在 C# 中,我试图在没有四舍五入的情况下获得双精度的最后两位小数。我已经尝试了从Math.Floor到的所有方法Math.Truncate,但没有任何效果。
Samples of the results I'd like:
我想要的结果样本:
1,424.2488298 -> 1,424.24
53.5821 -> 53.58
10,209.2991 -> 10,209.29
Any ideas?
有任何想法吗?
采纳答案by Ed S.
Well, mathematically it's simple:
好吧,从数学上讲,这很简单:
var f = 1.1234;
f = Math.Truncate(f * 100) / 100; // f == 1.12
Move the decimal two places to the right, cast to an int to truncate, shift it back to the left two places. There may be ways in the framework to do it too, but I can't look right now. You could generalize it:
将小数点向右移动两位,转换为 int 进行截断,将其移回左边两位。框架中可能也有方法可以做到这一点,但我现在看不到。你可以概括一下:
double Truncate(double value, int places)
{
// not sure if you care to handle negative numbers...

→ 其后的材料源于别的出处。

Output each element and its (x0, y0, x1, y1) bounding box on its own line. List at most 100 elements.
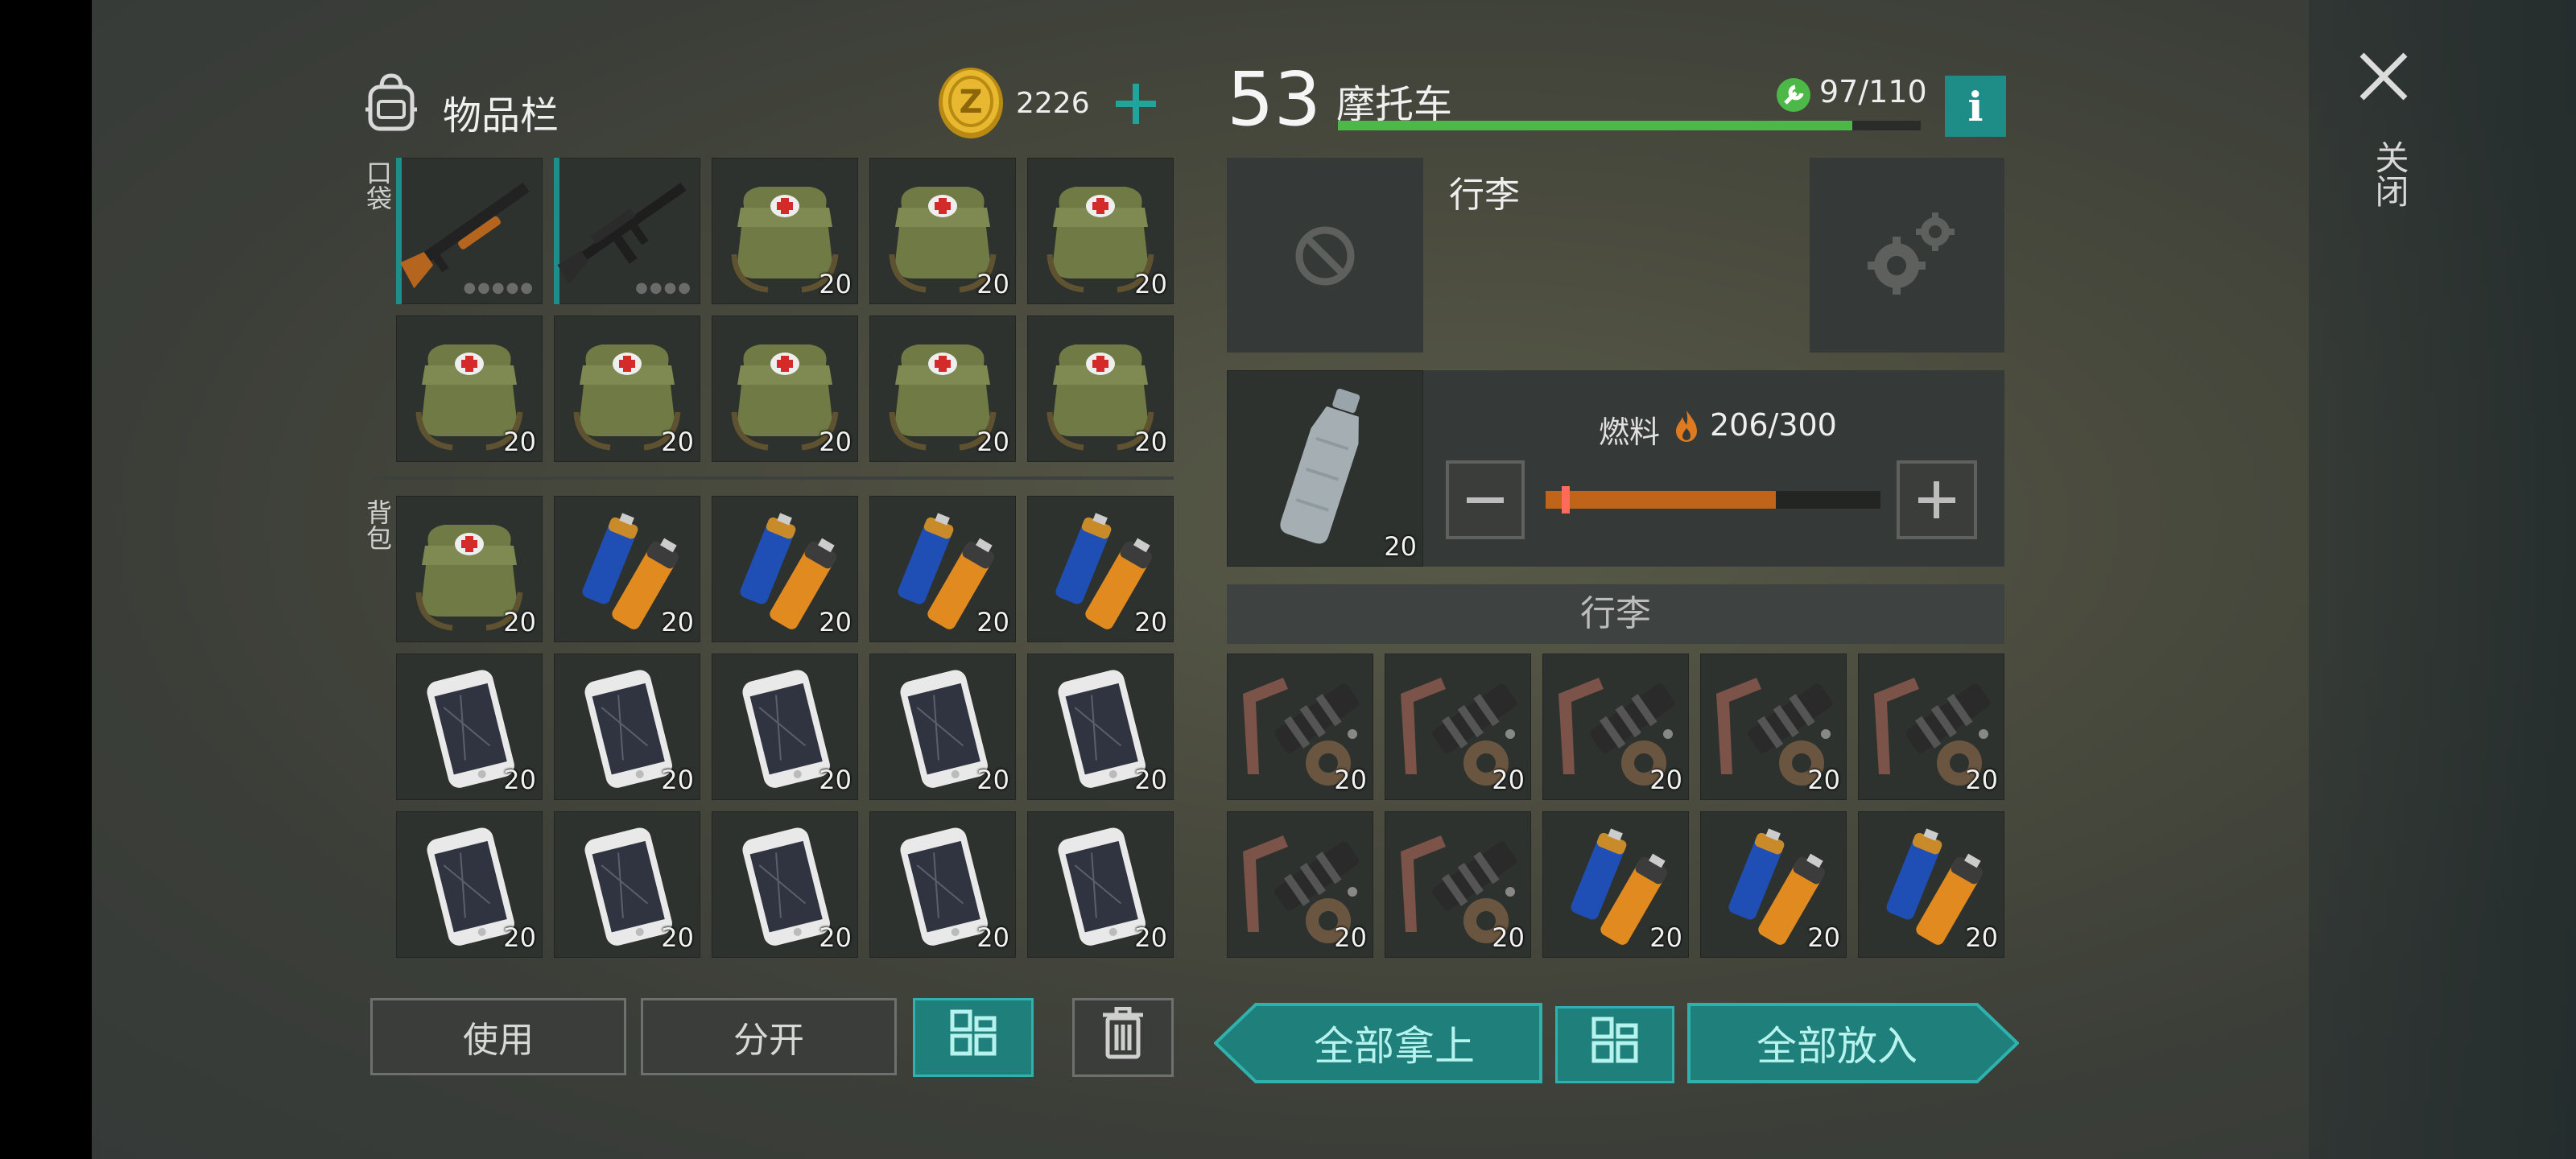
item-quantity: 20 (976, 922, 1009, 953)
item-slot[interactable]: 20 (554, 316, 700, 462)
fuel-increase-button[interactable] (1897, 460, 1977, 539)
svg-text:Z: Z (959, 84, 982, 121)
item-slot[interactable]: 20 (1227, 811, 1373, 958)
item-quantity: 20 (661, 427, 694, 457)
item-slot[interactable]: 20 (869, 811, 1016, 958)
use-button[interactable]: 使用 (370, 998, 626, 1075)
item-quantity: 20 (1965, 765, 1998, 795)
info-button[interactable]: i (1945, 76, 2006, 137)
split-button[interactable]: 分开 (641, 998, 897, 1075)
sort-inventory-button[interactable] (913, 998, 1034, 1077)
coin-icon: Z (937, 66, 1005, 140)
close-icon (2354, 52, 2413, 109)
item-quantity: 20 (976, 607, 1009, 637)
item-slot[interactable]: 20 (1027, 496, 1174, 642)
item-quantity: 20 (661, 607, 694, 637)
item-quantity: 20 (1334, 922, 1367, 953)
item-quantity: 20 (819, 765, 852, 795)
item-slot[interactable]: 20 (554, 654, 700, 800)
flame-icon (1674, 409, 1699, 444)
side-fade (2309, 0, 2576, 1159)
item-quantity: 20 (1134, 765, 1167, 795)
item-slot[interactable]: 20 (554, 811, 700, 958)
item-quantity: 20 (661, 922, 694, 953)
pockets-label: 口袋 (362, 159, 393, 211)
item-slot[interactable]: 20 (396, 496, 543, 642)
luggage-header: 行李 (1227, 584, 2004, 644)
trash-button[interactable] (1072, 998, 1174, 1077)
item-slot[interactable]: 20 (869, 158, 1016, 304)
item-slot[interactable]: 20 (869, 496, 1016, 642)
item-slot[interactable]: ●●●● (554, 158, 700, 304)
item-slot[interactable]: 20 (1858, 654, 2004, 800)
item-slot[interactable]: 20 (712, 496, 858, 642)
item-slot[interactable]: 20 (869, 654, 1016, 800)
item-slot[interactable]: 20 (869, 316, 1016, 462)
item-slot[interactable]: 20 (1027, 316, 1174, 462)
item-slot[interactable]: 20 (712, 811, 858, 958)
item-quantity: 20 (819, 427, 852, 457)
put-all-label: 全部放入 (1757, 1023, 1918, 1070)
take-all-button[interactable]: 全部拿上 (1214, 1003, 1542, 1083)
item-slot[interactable]: 20 (712, 654, 858, 800)
item-quantity: 20 (1492, 765, 1525, 795)
fuel-slider-handle[interactable] (1562, 486, 1570, 514)
take-all-label: 全部拿上 (1314, 1023, 1475, 1070)
grid-sort-icon (1591, 1016, 1639, 1074)
empty-slot[interactable] (1227, 158, 1423, 353)
item-quantity: 20 (976, 427, 1009, 457)
item-slot[interactable]: 20 (712, 316, 858, 462)
item-quantity: 20 (1965, 922, 1998, 953)
item-slot[interactable]: 20 (1227, 654, 1373, 800)
item-slot[interactable]: 20 (1542, 811, 1689, 958)
item-quantity: 20 (1807, 922, 1840, 953)
item-quantity: 20 (976, 269, 1009, 299)
fuel-item-quantity: 20 (1384, 531, 1417, 562)
item-slot[interactable]: 20 (712, 158, 858, 304)
item-quantity: 20 (1134, 269, 1167, 299)
fuel-slider[interactable] (1546, 486, 1880, 514)
item-quantity: 20 (1334, 765, 1367, 795)
item-quantity: 20 (976, 765, 1009, 795)
close-button[interactable] (2354, 47, 2413, 106)
item-slot[interactable]: 20 (396, 811, 543, 958)
backpack-label: 背包 (362, 499, 393, 551)
ammo-indicator: ●●●●● (463, 279, 535, 296)
item-quantity: 20 (1134, 427, 1167, 457)
backpack-icon (359, 69, 423, 134)
put-all-button[interactable]: 全部放入 (1687, 1003, 2019, 1083)
fuel-value: 206/300 (1710, 407, 1837, 443)
item-slot[interactable]: 20 (396, 316, 543, 462)
item-quantity: 20 (1807, 765, 1840, 795)
item-quantity: 20 (503, 922, 536, 953)
item-slot[interactable]: 20 (1027, 811, 1174, 958)
item-slot[interactable]: 20 (1027, 158, 1174, 304)
add-currency-button[interactable] (1111, 79, 1161, 129)
sort-luggage-button[interactable] (1555, 1006, 1674, 1083)
durability-bar (1338, 121, 1921, 130)
vehicle-level: 53 (1227, 56, 1322, 142)
blocked-icon (1293, 224, 1357, 291)
item-slot[interactable]: 20 (396, 654, 543, 800)
gears-icon (1866, 208, 1963, 307)
item-quantity: 20 (503, 427, 536, 457)
item-quantity: 20 (1134, 607, 1167, 637)
fuel-decrease-button[interactable] (1446, 460, 1525, 539)
trash-icon (1103, 1006, 1143, 1069)
settings-slot[interactable] (1810, 158, 2004, 353)
item-quantity: 20 (1649, 922, 1682, 953)
ammo-indicator: ●●●● (635, 279, 692, 296)
item-slot[interactable]: 20 (1700, 654, 1847, 800)
item-slot[interactable]: ●●●●● (396, 158, 543, 304)
item-slot[interactable]: 20 (1027, 654, 1174, 800)
item-slot[interactable]: 20 (554, 496, 700, 642)
item-slot[interactable]: 20 (1858, 811, 2004, 958)
item-slot[interactable]: 20 (1385, 811, 1531, 958)
item-quantity: 20 (661, 765, 694, 795)
item-slot[interactable]: 20 (1385, 654, 1531, 800)
item-slot[interactable]: 20 (1542, 654, 1689, 800)
durability-value: 97/110 (1819, 74, 1927, 109)
fuel-item-slot[interactable]: 20 (1227, 370, 1423, 567)
item-quantity: 20 (503, 765, 536, 795)
item-slot[interactable]: 20 (1700, 811, 1847, 958)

var f = Math.Pow( 10, places );
return Math.Truncate( value * f ) / f;
}
回答by ionden
double d = Math.Truncate(d * 100) / 100;
回答by ionden
A general solution:
一个通用的解决方案:
public static double SignificantTruncate(double num, int significantDigits)
{
double y = Math.Pow(10, significantDigits);
return Math.Truncate(num * y) / y;
}
Then
然后
double x = 5.3456;
x = SignificantTruncate(x,2);
Will produce the desired result x=5.34.
会产生想要的结果x=5.34。
回答by Eric Lippert
My advice: stop using doublein the first place. If you need decimal rounding then odds are good you should be using decimal. What is your application?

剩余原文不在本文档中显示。